After your data is modeled into tables, you need to ensure that the tables are truly relational. Far from being just good practice, making your data relational is essential for efficient processing of transactions, good use of storage, and ease of data management. Making a data structure relational is achieved by the process of normalization.
Normalization is probably the most important tool for database designers. It is central to relational database theory and is the key process that translates data models from flat-files to efficient, relational formats.
There are nine rules for normalization, which arise from numerous theories of data modeling. However, in this lesson we'll keep things simple and explain the first three normal forms. These are really all you need for the majority of modeling exercises.
First Normal Form
First Normal Form, put in simple language, states that any columns that occur multiple times in a table should be removed and placed in a different table.
For example, imagine that you have a (non-normalized) purchases table like that shown in Figure 3.5.
Figure 3.5 Applying normalization to First Normal Form.
As you can see, there are multiple columns for both product name and product quantity, both of which are repeated three times. This is not only wasteful of storage space for small orders (where only one product is ordered) but also allows only three different products to be ordered at a time.
First Normal Form means removing these multiple columns (product name and quantity) from the table (purchases) to another table (in this case products_ordered). After this is done, the tables will be normalized to First Normal Form. However, note that a key will be needed on the new table (products_ordered) to relate each product back to the relevant purchase in the first table.
Second Normal Form
The rule of Second Normal Form states that, in addition to the design complying with First Normal Form, all data not relying on a table key to uniquely identify it should be removed and placed in a different table.
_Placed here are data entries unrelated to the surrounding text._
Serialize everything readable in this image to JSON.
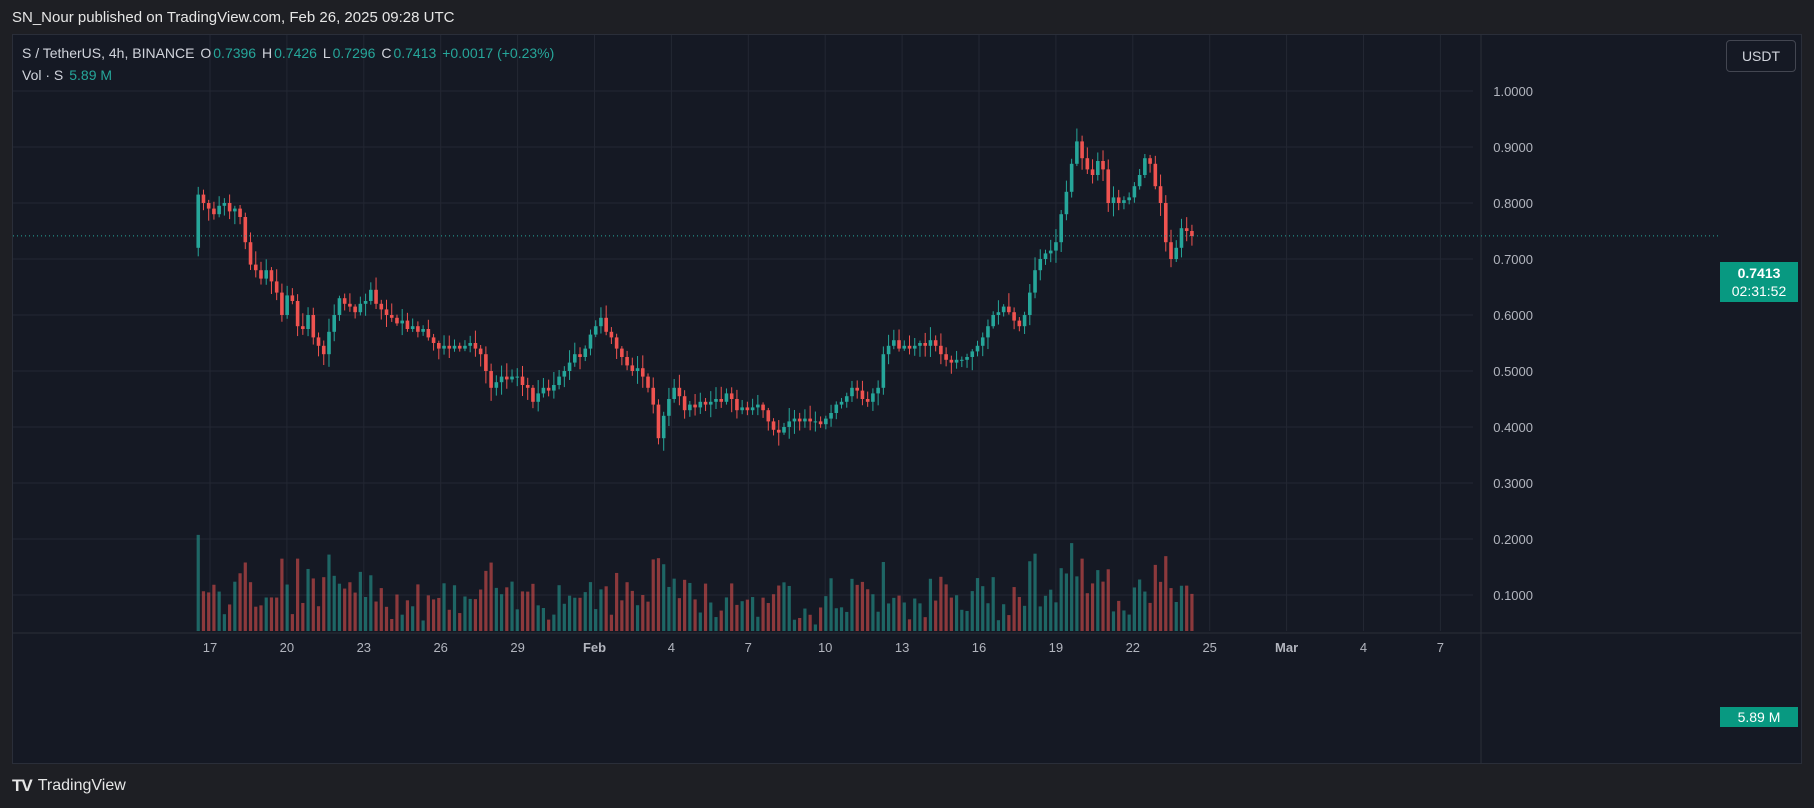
{
  "caption": "SN_Nour published on TradingView.com, Feb 26, 2025 09:28 UTC",
  "legend": {
    "symbol": "S / TetherUS, 4h, BINANCE",
    "o_label": "O",
    "o": "0.7396",
    "h_label": "H",
    "h": "0.7426",
    "l_label": "L",
    "l": "0.7296",
    "c_label": "C",
    "c": "0.7413",
    "change": "+0.0017 (+0.23%)",
    "vol_label": "Vol · S",
    "vol_value": "5.89 M"
  },
  "currency": "USDT",
  "last_price": "0.7413",
  "countdown": "02:31:52",
  "volume_tag": "5.89 M",
  "brand": "TradingView",
  "colors": {
    "up": "#26a69a",
    "down": "#ef5350",
    "background": "#151924",
    "grid": "#232733"
  },
  "chart_data": {
    "type": "candlestick",
    "symbol": "S / TetherUS",
    "interval": "4h",
    "exchange": "BINANCE",
    "y_ticks": [
      "1.0000",
      "0.9000",
      "0.8000",
      "0.7000",
      "0.6000",
      "0.5000",
      "0.4000",
      "0.3000",
      "0.2000",
      "0.1000"
    ],
    "x_ticks": [
      "17",
      "20",
      "23",
      "26",
      "29",
      "Feb",
      "4",
      "7",
      "10",
      "13",
      "16",
      "19",
      "22",
      "25",
      "Mar",
      "4",
      "7"
    ],
    "price_range": [
      0.05,
      1.06
    ],
    "last_price": 0.7413,
    "grid": true,
    "series": [
      {
        "name": "price",
        "close_path": [
          [
            0,
            0.72
          ],
          [
            1,
            0.815
          ],
          [
            2,
            0.8
          ],
          [
            3,
            0.79
          ],
          [
            4,
            0.78
          ],
          [
            5,
            0.795
          ],
          [
            6,
            0.8
          ],
          [
            7,
            0.785
          ],
          [
            8,
            0.79
          ],
          [
            9,
            0.775
          ],
          [
            10,
            0.73
          ],
          [
            11,
            0.69
          ],
          [
            12,
            0.68
          ],
          [
            13,
            0.665
          ],
          [
            14,
            0.68
          ],
          [
            15,
            0.66
          ],
          [
            16,
            0.64
          ],
          [
            17,
            0.6
          ],
          [
            18,
            0.635
          ],
          [
            19,
            0.625
          ],
          [
            20,
            0.58
          ],
          [
            21,
            0.575
          ],
          [
            22,
            0.6
          ],
          [
            23,
            0.56
          ],
          [
            24,
            0.545
          ],
          [
            25,
            0.53
          ],
          [
            26,
            0.57
          ],
          [
            27,
            0.6
          ],
          [
            28,
            0.63
          ],
          [
            29,
            0.62
          ],
          [
            30,
            0.615
          ],
          [
            31,
            0.605
          ],
          [
            32,
            0.62
          ],
          [
            33,
            0.625
          ],
          [
            34,
            0.645
          ],
          [
            35,
            0.62
          ],
          [
            36,
            0.61
          ],
          [
            37,
            0.6
          ],
          [
            38,
            0.595
          ],
          [
            39,
            0.585
          ],
          [
            40,
            0.59
          ],
          [
            41,
            0.575
          ],
          [
            42,
            0.58
          ],
          [
            43,
            0.57
          ],
          [
            44,
            0.575
          ],
          [
            45,
            0.56
          ],
          [
            46,
            0.55
          ],
          [
            47,
            0.54
          ],
          [
            48,
            0.545
          ],
          [
            49,
            0.54
          ],
          [
            50,
            0.545
          ],
          [
            51,
            0.54
          ],
          [
            52,
            0.545
          ],
          [
            53,
            0.55
          ],
          [
            54,
            0.54
          ],
          [
            55,
            0.53
          ],
          [
            56,
            0.5
          ],
          [
            57,
            0.47
          ],
          [
            58,
            0.48
          ],
          [
            59,
            0.49
          ],
          [
            60,
            0.485
          ],
          [
            61,
            0.49
          ],
          [
            62,
            0.49
          ],
          [
            63,
            0.475
          ],
          [
            64,
            0.47
          ],
          [
            65,
            0.445
          ],
          [
            66,
            0.46
          ],
          [
            67,
            0.47
          ],
          [
            68,
            0.465
          ],
          [
            69,
            0.475
          ],
          [
            70,
            0.49
          ],
          [
            71,
            0.5
          ],
          [
            72,
            0.515
          ],
          [
            73,
            0.53
          ],
          [
            74,
            0.525
          ],
          [
            75,
            0.54
          ],
          [
            76,
            0.565
          ],
          [
            77,
            0.58
          ],
          [
            78,
            0.595
          ],
          [
            79,
            0.57
          ],
          [
            80,
            0.56
          ],
          [
            81,
            0.54
          ],
          [
            82,
            0.525
          ],
          [
            83,
            0.51
          ],
          [
            84,
            0.5
          ],
          [
            85,
            0.505
          ],
          [
            86,
            0.49
          ],
          [
            87,
            0.47
          ],
          [
            88,
            0.44
          ],
          [
            89,
            0.38
          ],
          [
            90,
            0.42
          ],
          [
            91,
            0.45
          ],
          [
            92,
            0.47
          ],
          [
            93,
            0.455
          ],
          [
            94,
            0.43
          ],
          [
            95,
            0.44
          ],
          [
            96,
            0.435
          ],
          [
            97,
            0.445
          ],
          [
            98,
            0.44
          ],
          [
            99,
            0.445
          ],
          [
            100,
            0.45
          ],
          [
            101,
            0.445
          ],
          [
            102,
            0.46
          ],
          [
            103,
            0.45
          ],
          [
            104,
            0.43
          ],
          [
            105,
            0.435
          ],
          [
            106,
            0.43
          ],
          [
            107,
            0.435
          ],
          [
            108,
            0.44
          ],
          [
            109,
            0.43
          ],
          [
            110,
            0.41
          ],
          [
            111,
            0.395
          ],
          [
            112,
            0.39
          ],
          [
            113,
            0.4
          ],
          [
            114,
            0.41
          ],
          [
            115,
            0.415
          ],
          [
            116,
            0.41
          ],
          [
            117,
            0.415
          ],
          [
            118,
            0.41
          ],
          [
            119,
            0.41
          ],
          [
            120,
            0.405
          ],
          [
            121,
            0.415
          ],
          [
            122,
            0.425
          ],
          [
            123,
            0.44
          ],
          [
            124,
            0.445
          ],
          [
            125,
            0.455
          ],
          [
            126,
            0.47
          ],
          [
            127,
            0.465
          ],
          [
            128,
            0.45
          ],
          [
            129,
            0.445
          ],
          [
            130,
            0.46
          ],
          [
            131,
            0.47
          ],
          [
            132,
            0.53
          ],
          [
            133,
            0.545
          ],
          [
            134,
            0.555
          ],
          [
            135,
            0.54
          ],
          [
            136,
            0.545
          ],
          [
            137,
            0.54
          ],
          [
            138,
            0.545
          ],
          [
            139,
            0.55
          ],
          [
            140,
            0.545
          ],
          [
            141,
            0.555
          ],
          [
            142,
            0.545
          ],
          [
            143,
            0.53
          ],
          [
            144,
            0.52
          ],
          [
            145,
            0.515
          ],
          [
            146,
            0.52
          ],
          [
            147,
            0.52
          ],
          [
            148,
            0.525
          ],
          [
            149,
            0.535
          ],
          [
            150,
            0.545
          ],
          [
            151,
            0.56
          ],
          [
            152,
            0.58
          ],
          [
            153,
            0.6
          ],
          [
            154,
            0.605
          ],
          [
            155,
            0.615
          ],
          [
            156,
            0.605
          ],
          [
            157,
            0.59
          ],
          [
            158,
            0.58
          ],
          [
            159,
            0.6
          ],
          [
            160,
            0.64
          ],
          [
            161,
            0.68
          ],
          [
            162,
            0.7
          ],
          [
            163,
            0.71
          ],
          [
            164,
            0.715
          ],
          [
            165,
            0.73
          ],
          [
            166,
            0.78
          ],
          [
            167,
            0.82
          ],
          [
            168,
            0.87
          ],
          [
            169,
            0.91
          ],
          [
            170,
            0.88
          ],
          [
            171,
            0.86
          ],
          [
            172,
            0.85
          ],
          [
            173,
            0.875
          ],
          [
            174,
            0.86
          ],
          [
            175,
            0.8
          ],
          [
            176,
            0.81
          ],
          [
            177,
            0.8
          ],
          [
            178,
            0.805
          ],
          [
            179,
            0.81
          ],
          [
            180,
            0.83
          ],
          [
            181,
            0.85
          ],
          [
            182,
            0.88
          ],
          [
            183,
            0.87
          ],
          [
            184,
            0.83
          ],
          [
            185,
            0.8
          ],
          [
            186,
            0.73
          ],
          [
            187,
            0.7
          ],
          [
            188,
            0.72
          ],
          [
            189,
            0.755
          ],
          [
            190,
            0.75
          ],
          [
            191,
            0.741
          ]
        ]
      }
    ]
  }
}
Imagine that you have a table describing products available in the store. Each record includes information about the individual product (its name, price, and so on) and also a category description (such as "sweater," "shoes," and so on).
Because several products will be in any given category, the category name would have to be repeated several times within the table.
Not only would this representation be wasteful of space, because descriptions of the categories are being included repeatedly, but also it's difficult to change something. For example, if you initially had a category, "sweaters," and then introduced a new category, "polar neck sweaters," you would risk creating ambiguities in the table if you updated some of the descriptions. You would not be managing your data efficiently and reliably.
Figure 3.6 shows a sample products table, in which the category_name column is removed according to the Second Rule, and this category information is moved off to another table.
Figure 3.6 Applying normalization to Second Normal Form.
Going to Second Normal Form means that the category data would be removed and exist in a categories table its own right. To keep the relationship, a non-unique key would need to be added to both the categories and products tables to relate products to their categories (refer to Figure 3.3).
Third Normal Form
Third Normal Form is all about eliminating dependencies within a table. It states that, in addition to the design complying with Second Normal Form, all non-key data that is dependent on other non-key data in the same table should be placed in a different table.
Imagine that the table customers includes every customer's address, the name of the country in which the customer lives, and the ISO abbreviation for that country, as shown in Figure 3.7. The ISO country code and the country name are dependent because a given country will always have the same ISO code.
Figure 3.7 Applying normalization to Third Normal Form.
To comply with Third Normal Form, you must remove the country name from the customers table and place it in a new table, countries. So countries will have both iso_country_code (a key to relate the country back to the customers table) and country_name.
customers can keep the iso_country_code column because this is key data (and therefore smaller). By removing country_name, the non-key, dependent data is removed.
Other Considerations When Designing Tables
It is possible to perform several other forms of normalization, but it's beyond the scope of all but the most specialized database design texts to cover these.
In some circumstances, there may also be reasons for not normalizing every table to Third Normal Form, or not even normalizing at all. For simple databases, it may not be worth the increased complexity of a multitable architecture, with keys having to be added as part of the normalization process. Data in normalized tables is normally more difficult to manage because applications have to be more complex to display data and to insert, update, and delete records. This is because such operations normally require SQL which references several tables rather than just one.
Another reason for not normalizing is that when actual database performance is considered, doing cross-referencing between tables (performing joins) may slow down the live system.
These considerations are discussed more in Day 9, and techniques for improving performance are looked at in Day 18, "Optimizing Performance."
Apart from normalizing your database, you need to specify data types for the columns in your table: you need to progress your table specifications from the concepts of text or number, to the concepts of fixed- or variable-length text columns, integer or floating-point number columns, and so on. The column types implemented in MySQL are considered in Day 5.